Face à cette scène cocasse, Sergine se retourne le sourire aux lèvres et s'endort enfin d'un sommeil sans rêves. Demain, elle sera de retour dans les bureaux de Sigma-Logistique et devra attendre encore une journée pleine avant de pouvoir retrouver son chevalier, le petit bourg, et les sombres desseins de la sorcière chamane.

Le matin est brumeux et désagréable. La nauséabonde présence d'un ivrogne à peine dégrisé dans le bus plonge les sens olfactifs de Sergine dans l'écœurement. La faune de la ville est déjà grouillante et dévale le bitume pour se rendre vers ses destinations laborieuses.

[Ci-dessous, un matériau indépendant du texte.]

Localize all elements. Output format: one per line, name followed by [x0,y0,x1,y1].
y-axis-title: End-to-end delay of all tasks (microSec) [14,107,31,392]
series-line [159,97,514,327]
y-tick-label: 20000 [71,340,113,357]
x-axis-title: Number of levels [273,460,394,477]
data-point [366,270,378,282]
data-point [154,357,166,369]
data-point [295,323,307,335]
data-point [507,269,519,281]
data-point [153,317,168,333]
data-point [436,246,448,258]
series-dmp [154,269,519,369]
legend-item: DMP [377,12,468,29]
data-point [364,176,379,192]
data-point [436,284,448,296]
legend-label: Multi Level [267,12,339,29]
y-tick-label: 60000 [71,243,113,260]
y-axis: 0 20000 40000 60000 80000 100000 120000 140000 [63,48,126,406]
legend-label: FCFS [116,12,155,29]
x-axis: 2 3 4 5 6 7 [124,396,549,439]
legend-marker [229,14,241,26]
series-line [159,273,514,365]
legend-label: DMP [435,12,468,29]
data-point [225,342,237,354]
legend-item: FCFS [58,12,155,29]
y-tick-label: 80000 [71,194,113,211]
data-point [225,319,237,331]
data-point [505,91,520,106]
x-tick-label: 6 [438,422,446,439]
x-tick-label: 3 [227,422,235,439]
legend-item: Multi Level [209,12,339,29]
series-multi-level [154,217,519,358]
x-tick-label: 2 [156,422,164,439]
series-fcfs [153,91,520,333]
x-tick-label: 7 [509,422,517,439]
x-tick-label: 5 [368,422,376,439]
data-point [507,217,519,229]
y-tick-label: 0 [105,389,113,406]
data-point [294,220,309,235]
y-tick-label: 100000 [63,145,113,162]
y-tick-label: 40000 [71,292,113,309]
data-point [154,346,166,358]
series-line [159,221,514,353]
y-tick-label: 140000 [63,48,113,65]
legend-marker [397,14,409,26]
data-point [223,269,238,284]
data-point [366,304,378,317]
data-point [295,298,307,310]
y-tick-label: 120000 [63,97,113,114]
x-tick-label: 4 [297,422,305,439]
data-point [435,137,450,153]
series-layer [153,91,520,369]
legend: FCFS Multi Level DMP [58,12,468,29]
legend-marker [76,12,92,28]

Un coup d'œil à la batterie de son smartphone lui indique qu'elle pourra continuer à écouter sa musique jusqu'à la fin de son trajet. Elle n'a pas oublié de le recharger cette fois ! Elle souffle de soulagement et ferme doucement les paupières.

***

Lorsque Sergine arrive à son travail, c'est avec beaucoup de regret qu'elle range ses écouteurs et les bribes de son histoire qui lui parvenait en ressac. À la place, elle salue la femme qui surveille les entrées et le pointage des badges, selon le protocole. Janine est à quelques années de la retraite, trop maquillée, rouquine par coquetterie et sent le Narta un peu rance. Elle est néanmoins gentille, quoiqu’atrocement loquace. Sergine file donc en indiquant par un geste imagé qu'elle est en retard à son poste.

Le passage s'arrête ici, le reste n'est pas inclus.